$1.2 trillion deficit seen, with jobless rate of 8%

— The Obama administration forecast the federal budget deficit at $1.21 trillion this year, down from $1.33 trillion projected in February, as government spending slows.

The president’s Office of Management and Budget said in an update of its economic forecasts Friday that unemployment will average 8 percent this year, unchanged from about 8 percent the administration predicted five months ago.

Economic growth from the fourth quarter of 2011 to the fourth quarter of this year is projected to be 2.6 percent. While that’s lower than the administration said it expected in February for that fiscal year - 3 percent - it remains higher than the forecasts of private economists.

“Economic and financial fragility in the euro area remains a significant risk to the U.S. recovery and to the global economy,” according to the report, written by White House economists. “Despite these headwinds, the administration expects economic growth to continue at a moderate pace in 2012 and 2013 and to pick up in 2014.”

The economy is a dominant issue for the election campaign as President Barack Obama runs for a second term against presumptive Republican nominee Mitt Romney. The White House reports show Obama will have run deficits exceeding $1 trillion during his four year term.

Even though jobs are probably the top political issue in the Nov. 6 election, the deficit will be part of the debate, said Stan Collender, partner with Qorvis Communications LLC in Washington and a veteran budget analyst in Congress.

Obama and congressional Republicans remain at odds over how to reduce budget shortfalls. Unless a compromise is reached before Dec. 31, the government will come to a so-called fiscal cliff when $607 billion of automatic spending cuts and tax increases are triggered, which risks slowing the economy further or plunging the nation back into a recession.

Earlier Friday, the Commerce Department reported in Washington that the U.S. economy expanded at a 1.5 percent annual rate in the second quarter after a revised 2 percent gain in the first three months of the year, as a continuing weak job market caused consumers to pare spending. Consumer spending accounts for about 70 percent of the economy.

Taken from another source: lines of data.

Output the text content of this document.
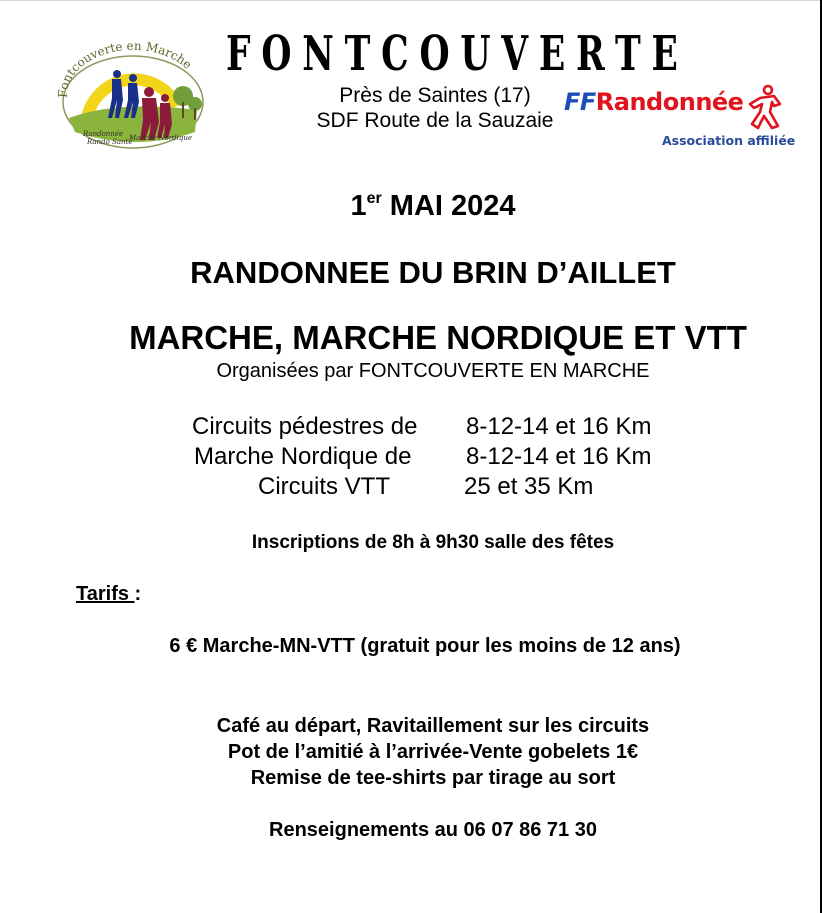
Fontcouverte en Marche
Randonnée
Rando Santé
Marche Nordique
FONTCOUVERTE
Près de Saintes (17)
SDF Route de la Sauzaie
FFRandonnée
Association affiliée
1er MAI 2024
RANDONNEE DU BRIN D’AILLET
MARCHE, MARCHE NORDIQUE ET VTT
Organisées par FONTCOUVERTE EN MARCHE
Circuits pédestres de 8-12-14 et 16 Km
Marche Nordique de 8-12-14 et 16 Km
Circuits VTT	25 et 35 Km
Inscriptions de 8h à 9h30 salle des fêtes
Tarifs :
6 € Marche-MN-VTT (gratuit pour les moins de 12 ans)
Café au départ, Ravitaillement sur les circuits
Pot de l’amitié à l’arrivée-Vente gobelets 1€
Remise de tee-shirts par tirage au sort
Renseignements au 06 07 86 71 30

The White House budget office’s projected economic expansion of 2.6 percent for the fiscal year is more optimistic than the outlook of private economists. The median forecast of 55 economists surveyed by Bloomberg News July 6 to July 10 is for gross-domestic product growth of 2.1 percent over the period.

The administration’s forecast showed the GDP, the value of all goods and services, unchanged at 2.6 percent in 2013, rising to 4 percent in 2014.

Jared Bernstein, former chief economist to Vice President Joe Biden, said the 2.6 percent growth forecast for this year and next “may be a bit hopeful but it’s not outside the realm of possibility.”

“Housing was definitely pulling the economy down, now it’s pretty clearly bumping along at the bottom,” Bernstein said. “That’s less of a drag on growth in the second half” of this year.

The White House deficit projection for this year declined primarily because Congress has blocked many of Obama’s tax and spending plans.

“In the February budget, much of the cost of these proposals was estimated to occur in 2012,” the review says. The current forecast “estimates that these costs will largely shift to 2013 and later years, which reduces the 2012 deficit.”

The deficit for 2013, the amount of spending that exceeds revenue, is forecast at $991 billion, up from $901 billion in the February forecast, because of lower tax collections than expected five months ago and the shift in costs of temporary jobs proposals. Administration economists said they expect a budget shortfall of $661billion in 2014, little changed from $668 billion projected in February.

Deficit forecasts may have little validity beyond this year, partly because they assume enactment of Obama’s tax-increase proposals for individuals with incomes of more than $200,000 and families earning more than $250,000 a year in January. Lawmakers may postpone many tax and spending decisions until after the November elections, and their actions may affect the deficit by hundreds of billions of dollars.

The nonpartisan Congressional Budget Office will issue its version of the midsession budget review next month, spokesman Deborah Kilroe said in an e-mail.